HAWNIGAN LAKE, B.C. — Residents around Shawnigan Lake on southern Vancouver Island are celebrating a court victory halting work at a quarry that accepts contaminated soil.
Regional Board Chairman Jon Lefebure said the B.C. Supreme Court injunction, issued Monday, upholds a Cowichan Valley Regional District zoning bylaw barring the stockpiling of contaminated soil at the landfill.
The court found the dumping of tainted soil was not an allowable use of the property, located about 32 kilometres north of Victoria.

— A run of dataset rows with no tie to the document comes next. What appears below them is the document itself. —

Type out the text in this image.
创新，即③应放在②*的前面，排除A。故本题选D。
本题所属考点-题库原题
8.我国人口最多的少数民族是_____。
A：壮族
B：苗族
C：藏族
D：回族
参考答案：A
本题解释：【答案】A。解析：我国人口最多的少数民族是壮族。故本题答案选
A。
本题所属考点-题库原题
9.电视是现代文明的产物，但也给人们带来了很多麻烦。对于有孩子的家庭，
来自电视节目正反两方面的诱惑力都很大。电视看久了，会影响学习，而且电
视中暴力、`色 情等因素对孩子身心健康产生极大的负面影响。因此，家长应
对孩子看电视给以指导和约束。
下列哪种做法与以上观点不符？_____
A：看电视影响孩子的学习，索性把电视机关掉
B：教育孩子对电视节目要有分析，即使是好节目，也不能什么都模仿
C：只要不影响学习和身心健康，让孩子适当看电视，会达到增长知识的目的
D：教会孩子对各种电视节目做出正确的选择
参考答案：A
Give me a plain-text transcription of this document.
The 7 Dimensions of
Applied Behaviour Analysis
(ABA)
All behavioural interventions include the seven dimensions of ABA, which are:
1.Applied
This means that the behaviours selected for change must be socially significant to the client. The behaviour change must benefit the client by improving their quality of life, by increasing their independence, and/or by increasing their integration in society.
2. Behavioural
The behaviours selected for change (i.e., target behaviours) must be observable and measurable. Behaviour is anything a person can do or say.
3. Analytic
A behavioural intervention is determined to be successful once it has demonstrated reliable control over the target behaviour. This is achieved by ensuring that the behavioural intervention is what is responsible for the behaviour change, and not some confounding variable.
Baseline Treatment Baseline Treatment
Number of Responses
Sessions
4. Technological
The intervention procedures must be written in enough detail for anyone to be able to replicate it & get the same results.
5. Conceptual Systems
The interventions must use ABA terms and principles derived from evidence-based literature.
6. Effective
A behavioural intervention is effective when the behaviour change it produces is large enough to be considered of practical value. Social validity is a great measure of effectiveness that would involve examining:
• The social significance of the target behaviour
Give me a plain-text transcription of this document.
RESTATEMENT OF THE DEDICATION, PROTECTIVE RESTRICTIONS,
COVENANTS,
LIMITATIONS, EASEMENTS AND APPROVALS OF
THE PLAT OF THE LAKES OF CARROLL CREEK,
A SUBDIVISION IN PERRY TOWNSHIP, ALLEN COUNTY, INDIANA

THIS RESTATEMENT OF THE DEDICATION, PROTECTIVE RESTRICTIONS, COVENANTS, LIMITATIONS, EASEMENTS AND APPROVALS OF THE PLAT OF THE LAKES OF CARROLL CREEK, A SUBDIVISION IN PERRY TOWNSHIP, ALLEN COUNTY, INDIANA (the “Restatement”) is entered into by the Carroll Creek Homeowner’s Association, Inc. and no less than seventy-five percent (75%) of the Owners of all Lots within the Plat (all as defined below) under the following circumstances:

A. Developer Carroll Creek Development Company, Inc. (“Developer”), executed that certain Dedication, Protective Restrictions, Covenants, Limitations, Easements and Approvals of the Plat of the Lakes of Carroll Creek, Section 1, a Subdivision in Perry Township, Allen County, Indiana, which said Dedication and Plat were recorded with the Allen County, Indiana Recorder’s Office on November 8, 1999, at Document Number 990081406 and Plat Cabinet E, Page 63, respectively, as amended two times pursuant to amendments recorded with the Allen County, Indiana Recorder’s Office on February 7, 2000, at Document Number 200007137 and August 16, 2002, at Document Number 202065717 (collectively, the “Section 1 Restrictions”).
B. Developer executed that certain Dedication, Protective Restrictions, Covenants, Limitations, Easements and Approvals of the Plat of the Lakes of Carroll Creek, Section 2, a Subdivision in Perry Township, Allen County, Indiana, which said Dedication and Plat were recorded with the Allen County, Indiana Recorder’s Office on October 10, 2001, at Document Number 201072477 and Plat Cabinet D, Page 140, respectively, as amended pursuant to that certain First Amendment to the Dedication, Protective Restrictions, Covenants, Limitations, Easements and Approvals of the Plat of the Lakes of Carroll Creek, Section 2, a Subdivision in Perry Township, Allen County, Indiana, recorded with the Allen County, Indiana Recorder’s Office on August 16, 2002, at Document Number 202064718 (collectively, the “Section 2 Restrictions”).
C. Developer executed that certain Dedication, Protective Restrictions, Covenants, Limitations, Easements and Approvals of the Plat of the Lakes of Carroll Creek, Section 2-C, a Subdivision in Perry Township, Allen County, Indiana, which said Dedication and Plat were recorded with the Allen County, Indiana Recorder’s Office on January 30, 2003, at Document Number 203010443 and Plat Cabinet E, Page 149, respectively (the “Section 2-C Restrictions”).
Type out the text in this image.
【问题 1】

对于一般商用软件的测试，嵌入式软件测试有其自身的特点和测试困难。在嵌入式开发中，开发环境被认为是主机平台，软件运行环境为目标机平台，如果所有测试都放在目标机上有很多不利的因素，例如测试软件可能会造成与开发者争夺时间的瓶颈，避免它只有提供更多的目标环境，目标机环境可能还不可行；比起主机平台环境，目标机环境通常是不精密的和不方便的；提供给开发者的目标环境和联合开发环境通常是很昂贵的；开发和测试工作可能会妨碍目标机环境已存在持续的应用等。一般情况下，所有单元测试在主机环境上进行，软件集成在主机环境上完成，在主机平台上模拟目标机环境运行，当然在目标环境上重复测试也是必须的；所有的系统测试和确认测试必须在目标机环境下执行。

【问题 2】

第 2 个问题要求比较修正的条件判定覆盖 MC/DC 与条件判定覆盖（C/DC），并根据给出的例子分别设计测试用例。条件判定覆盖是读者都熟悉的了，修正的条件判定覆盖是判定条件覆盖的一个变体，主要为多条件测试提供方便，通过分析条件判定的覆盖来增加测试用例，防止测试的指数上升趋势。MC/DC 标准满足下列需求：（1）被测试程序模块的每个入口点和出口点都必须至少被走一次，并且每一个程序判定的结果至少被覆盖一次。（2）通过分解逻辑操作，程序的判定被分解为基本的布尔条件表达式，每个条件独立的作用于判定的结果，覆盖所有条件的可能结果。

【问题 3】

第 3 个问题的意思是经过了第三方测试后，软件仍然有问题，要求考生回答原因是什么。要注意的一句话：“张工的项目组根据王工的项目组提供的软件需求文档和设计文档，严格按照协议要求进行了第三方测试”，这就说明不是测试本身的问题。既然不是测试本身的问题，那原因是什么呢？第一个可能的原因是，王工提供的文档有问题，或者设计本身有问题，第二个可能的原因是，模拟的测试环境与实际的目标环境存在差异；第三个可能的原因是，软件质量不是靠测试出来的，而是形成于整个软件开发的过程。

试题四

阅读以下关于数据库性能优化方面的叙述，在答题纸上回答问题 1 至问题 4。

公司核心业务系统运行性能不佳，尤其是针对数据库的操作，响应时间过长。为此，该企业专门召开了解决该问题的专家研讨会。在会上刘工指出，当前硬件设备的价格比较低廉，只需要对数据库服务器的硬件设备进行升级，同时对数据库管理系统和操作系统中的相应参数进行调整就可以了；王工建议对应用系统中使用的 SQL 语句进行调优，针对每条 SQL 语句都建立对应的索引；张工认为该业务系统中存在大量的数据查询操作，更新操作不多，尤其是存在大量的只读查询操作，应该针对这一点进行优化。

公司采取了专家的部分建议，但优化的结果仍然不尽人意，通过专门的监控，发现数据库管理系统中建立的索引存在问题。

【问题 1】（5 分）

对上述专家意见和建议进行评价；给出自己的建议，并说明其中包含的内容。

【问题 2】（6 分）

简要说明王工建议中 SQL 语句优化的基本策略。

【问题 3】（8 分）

One of the companies named in the order, South Island Resource Management, said it will immediately comply.
B.C. Green party Leader Andrew Weaver said property owner, Cobble Hill Holdings, may appeal but Weaver predicted both the owner and operator of the site would need direction from the B.C. government.
"The fact that the province went ahead and granted the permit is mind-boggling," said Weaver.
"I suspect the proponents of the project are going to be concerned and ask questions of the province. It's a big mess, but now the big mess is moving from the citizens having to deal with it to the province having to deal with it," he said.
Numerous people have been arrested and protests have been underway since 2013 when the Environment Ministry approved a permit for the dumping of up to 100,000 tonnes of contaminated soil within the Shawnigan Lake watershed annually.